|
Александра Павлова. "Пока
мы под сердцем любовь эту носим"
Лэйри прекрасно понимала, что с таким бугаем ей в жизни не справиться.
Еще на шпагах и при всех условностях дуэли – можно хоть
попытаться, а так… Но восемнадцать лет пробыв наследной
принцессой и семь – королевой-чародейкой, как не привыкнуть
на всю оставшуюся жизнь заступаться за обиженных? Она даже не
задумалась – рука сама оттолкнула огромный кулак, нацеленный
в лицо какой-то женщины, прижавшейся спиной к стене. Хозяин кулака был
достаточно пьян и достаточно силен, чтобы удар со всего размаху
пришелся в упомянутую стену. Больно, однако - бугай взвыл, схватился за
правую лапищу левой.
Намного лучше, чем можно было надеяться, теперь выдернуть жертву из
щели между ее мучителем и стеной и уносить ноги. Но Лэйри тоже была не
в себе, хотя и не от вина, поэтому лишь шагнула в сторону, оказавшись у
вояки за спиной. Тот тем временем, видимо, сообразил: не сама по себе
стенка оказалась на месте рожи, в которую он метил, - и попытался
обернуться. Потерял равновесие, привалился к многострадальной стене
боком, «перекатился» так, чтобы увидеть обидчика.
Увидел, яростно взревел, бросился… в смысле, бросил себя.
Носом вниз, разумеется.
Лэйри обернулась на раздавшийся хохот.
- Ловко ты его!
- Ох, ну и картинка!
- Помру со смеху! – восхищалась компания матросов.
- А ты отчаянная, - одобрительно заметил один.
- Пожалуй, да, - задумчиво произнесла Лэйри, кривовато усмехнувшись.
По-другому усмехаться она теперь не умела. – Отчаянный
– это ведь про тех, кто отчаялся и потому ничего не боится,
что самое худшее уже случилось…Чего бояться, когда жить
незачем?
- Что ты такое несешь, красавица? – матрос аж подскочил.
– Влюбиться тебе надо, сразу умирать расхочется. А?
- Да. С такой рожей только влюбляться, - равнодушно произнесла она и
откинула волнистые темные пряди, закрывавшие всю правую половину лица.
От угла рта к уху тянулся странный и страшный шрам.
Ближе к утру ее опять стало лихорадить. Ничего удивительного, всю ночь
просидеть на берегу! Ну, и хорошо.
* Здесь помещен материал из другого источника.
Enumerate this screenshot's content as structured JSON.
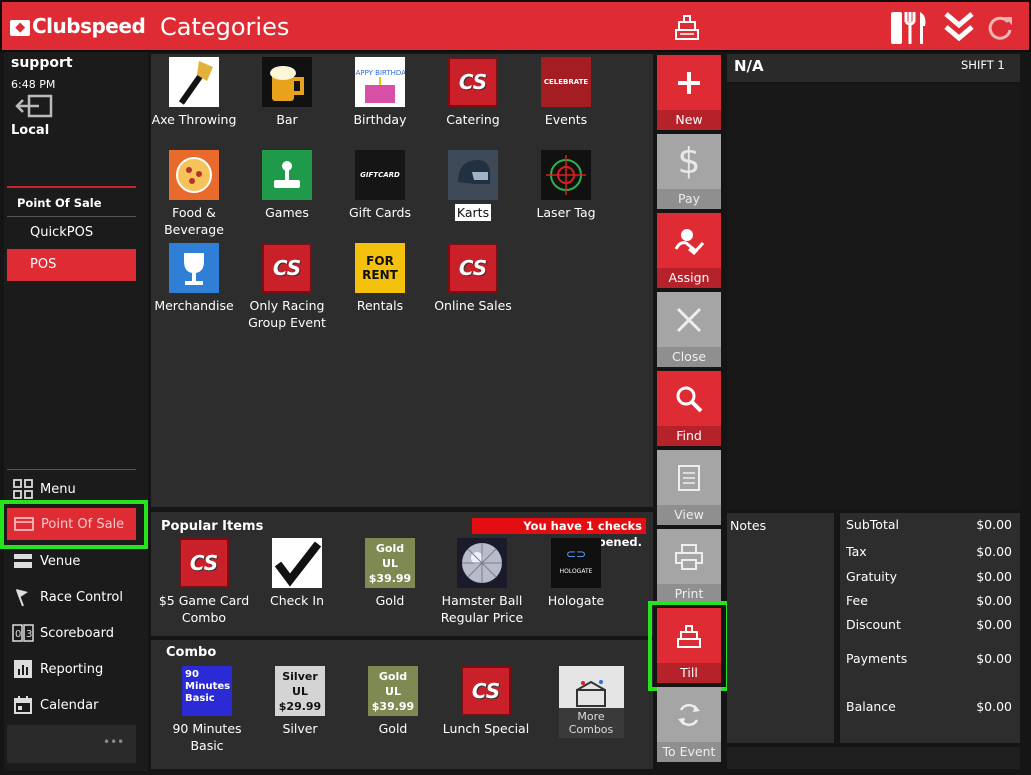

Умереть от лихорадки на улице чужого
города – лучше, чем порадовать наемного палача в подземелье
собственного замка. Скорей бы уж...
Вот только не надо обвинять в трусости человека, потерявшего все! Магия
растворялась постепенно, как постепенно становился все более равнодушен
муж. Он хорошо притворялся, ничего не скажешь, и потому она до
последнего не понимала, что происходит. Должна была
почувствовать… значит, сама недостаточно любила. Ну, и ладно
– если бы она его любила, было бы еще больнее, что он такое
ничтожество. Он предал ее, и она потеряла корону, родину,
красоту… почти всю. Дали ночь на размышления – или
отречение, или такое же клеймо на второй щеке. Развязали руки, оставили
зеркало и свечу – чтобы лучше думалось.
Надо было умереть, когда клеймили – ведь боль страшная, будто
огненная трехпалая лапа впилась в щеку и одновременно рвется на части
все тело, - клеймили не честным железом, а каким-то гадким колдовством!
Или, в крайнем случае, когда увидела в зеркале этот ужас –
черный, с каким-то гнусным отливом отпечаток птичьей лапы, средний
коготь пришелся как раз в угол рта. Прикоснуться к собственной щеке она
так и не решилась.
Отчаяние, свеча, развязанные руки и несколько ночных часов –
это много. Бывшая королева-чародейка Алаириэн выбралась на
волю, упала на улице и провалилась в забытье. Вот когда надо было
умереть! Не случилось. Ее подобрали сердобольные контрабандисты и сочли
величайшим благодеянием взять к себе на корабль, отплывавший на
рассвете за Большой лабиринт – пояс рифов, путь через который
знал далеко не каждый капитан. Oчнулась Лэйри уже в море.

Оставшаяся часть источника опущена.